New cycles

Last year, Southeast Asia-focused private equity funds collected and spent record sums for the region.

The overall amounts of capital pointing at the region are still small, but they are increasing: a respective $2.2 billion and $2.9 billion was raised and invested in 2013, according to the Emerging Markets Private Equity Association. That was roughly 17 percent of all emerging markets private equity investment activity – an impressive rise from the 7 percent recorded just two years earlier.

Within this emerging economic region, however, Vietnam has remained relatively off the radar – even firms with a healthy presence across Southeast Asia wouldn’t necessarily venture as far as Ho Chi Minh City for deals.

Some of that may be to do with the country’s various real and perceived risks. For example, Vietnam scored just 31 out of 100 in Transparency International’s Corruption Perceptions Index 2013.

But alluring demographics and changing regulatory landscapes for foreign investment have a number of insiders expecting change.

“The demographic profile of Vietnam holds much potential – it is a very young population with rapidly growing incomes,” says Bert Kwan, head of Southeast Asia for Standard Chartered Private Equity (SCPE).

The Singapore-based firm has invested a total of $125 million in the country over the past three years and expects to continue seeing a “robust pipeline” for deals in Vietnam’s consumer, agriculture and tourism sectors. Already this year it has invested $63 million for a stake in agribusiness company An Giang Plant Protection and paid an undisclosed amount to purchase restaurant operator Golden Gate, which in turn gave Mekong Capital, a Vietnam-focused private equity firm, a return multiple of 9.1x.

Kwan adds that the opening up of the public sector for private investment has shifted opportunities from small-cap to much larger deals. “Right now, the private equity market is perhaps at an inflexion point where we are seeing opportunities to invest larger amounts of equity.”

It’s not just the size of deals, but also target industries that may be changing, says Dennis Nguyen, chairman at New Asia Partners, a private equity firm with offices in Shanghai and Minneapolis.

“January 2015 is a big date [for Vietnam] because that is when a lot of restrictions on many industries, [for example] food and beverage and consumer retail sectors, are lifted because Vietnam is now part of the World Trade Organisation,” says Nguyen.

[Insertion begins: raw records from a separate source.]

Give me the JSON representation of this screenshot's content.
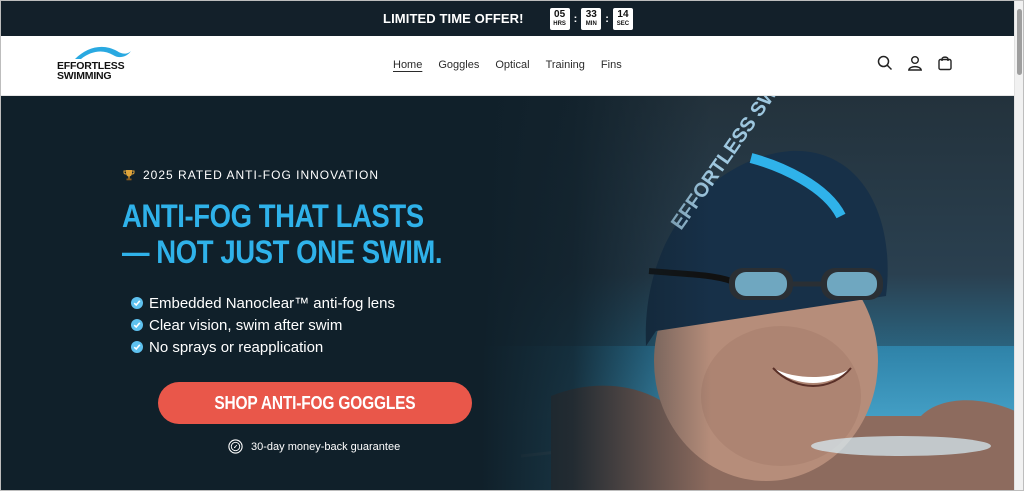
{
  "announcement": {
    "offer_text": "LIMITED TIME OFFER!",
    "timer": {
      "hours": "05",
      "hours_label": "HRS",
      "minutes": "33",
      "minutes_label": "MIN",
      "seconds": "14",
      "seconds_label": "SEC",
      "separator": ":"
    }
  },
  "header": {
    "logo": {
      "line1": "EFFORTLESS",
      "line2": "SWIMMING"
    },
    "nav": [
      "Home",
      "Goggles",
      "Optical",
      "Training",
      "Fins"
    ],
    "active_nav": "Home",
    "icons": [
      "search-icon",
      "account-icon",
      "cart-icon"
    ]
  },
  "hero": {
    "eyebrow": "2025 RATED ANTI-FOG INNOVATION",
    "headline": "ANTI-FOG THAT LASTS — NOT JUST ONE SWIM.",
    "features": [
      "Embedded Nanoclear™ anti-fog lens",
      "Clear vision, swim after swim",
      "No sprays or reapplication"
    ],
    "cta_label": "SHOP ANTI-FOG GOGGLES",
    "guarantee": "30-day money-back guarantee",
    "cap_text": "EFFORTLESS SWIMMING"
  },
  "colors": {
    "dark_bg": "#10202a",
    "accent_blue": "#2fb2ea",
    "cta_red": "#e9574a",
    "check_blue": "#5ec1ef"
  }
}
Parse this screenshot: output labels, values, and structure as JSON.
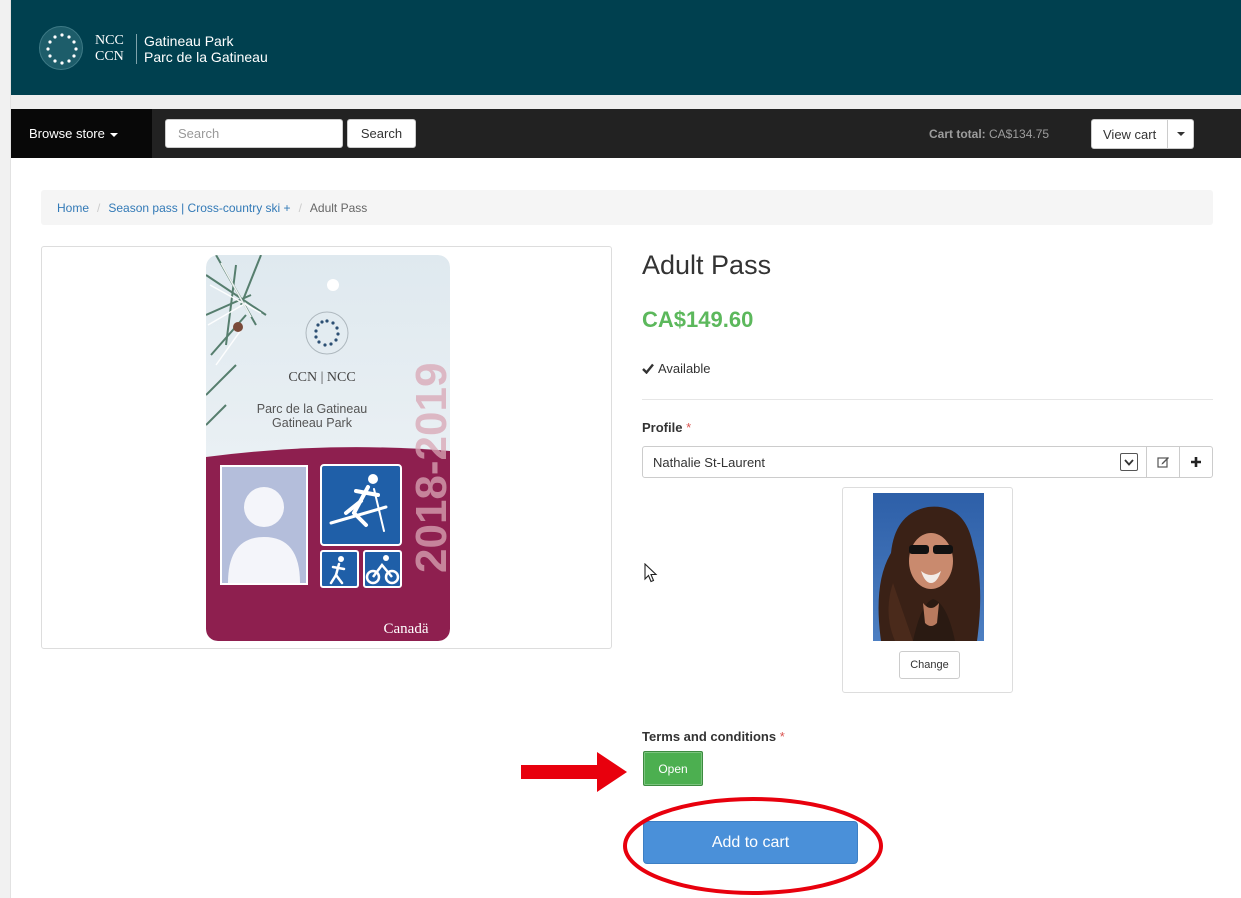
{
  "header": {
    "brand_ncc": "NCC",
    "brand_ccn": "CCN",
    "park_en": "Gatineau Park",
    "park_fr": "Parc de la Gatineau"
  },
  "nav": {
    "browse_label": "Browse store",
    "search_placeholder": "Search",
    "search_button": "Search",
    "cart_total_label": "Cart total:",
    "cart_total_value": "CA$134.75",
    "view_cart_label": "View cart"
  },
  "breadcrumb": {
    "home": "Home",
    "category": "Season pass | Cross-country ski +",
    "current": "Adult Pass"
  },
  "pass_card": {
    "org": "CCN | NCC",
    "park_fr": "Parc de la Gatineau",
    "park_en": "Gatineau Park",
    "season": "2018-2019",
    "wordmark": "Canadä"
  },
  "product": {
    "title": "Adult Pass",
    "price": "CA$149.60",
    "availability": "Available"
  },
  "profile": {
    "label": "Profile",
    "selected": "Nathalie St-Laurent",
    "change_button": "Change"
  },
  "terms": {
    "label": "Terms and conditions",
    "open_button": "Open"
  },
  "actions": {
    "add_to_cart": "Add to cart"
  },
  "colors": {
    "header_bg": "#00404f",
    "navbar_bg": "#222222",
    "price_green": "#5cb85c",
    "open_green": "#4caf50",
    "primary_blue": "#4a90d9",
    "annotation_red": "#e8000d",
    "card_maroon": "#8e1f4f"
  },
  "required_marker": "*"
}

Chris Freund, the founder of 13-year-old Mekong, which has offices in Ho Chi Minh City and Hanoi and focuses on investing in consumer-driven businesses, believes the bigger impact of WTO assimilation will be on exits: “We’ve been able to navigate any foreign ownership restrictions without any problems [in the past], but I think strategic investors [often] don’t want structured products and just want equity. So [this] might make it easier to do some trade sales,” he says.

Either way, Freund acknowledges, “2015 will be a big year in terms of openness to foreign investment.”

Indeed, his own firm is set to hold a $75 million first close in December on its Fund III, meaning Mekong will have raised half its $150 million target since it began fundraising in May. But Freund is quick to wave away suggestions that LP interest in Vietnam is climbing sharply.

“Investor interest is picking up, but it is still a little bit below the equilibrium level. Investors are becoming more positive, but I’d say still erring on side of caution,” he notes. “The things drawing investors in more is there have been a lot more realised exits that are attractive – I think [the market] has been validated more.”

For instance, among Mekong’s exits this year was a 21.8x return from the partial exit of mobile phone carrier MobileWorld, known locally as TheGioDiDong.

“The helpful thing about Vietnam is that private equity investors have successfully invested and exited. So there is a track record of successful, foreign private equity investors,” agrees one GP source, whose firm clearly expects to be among them.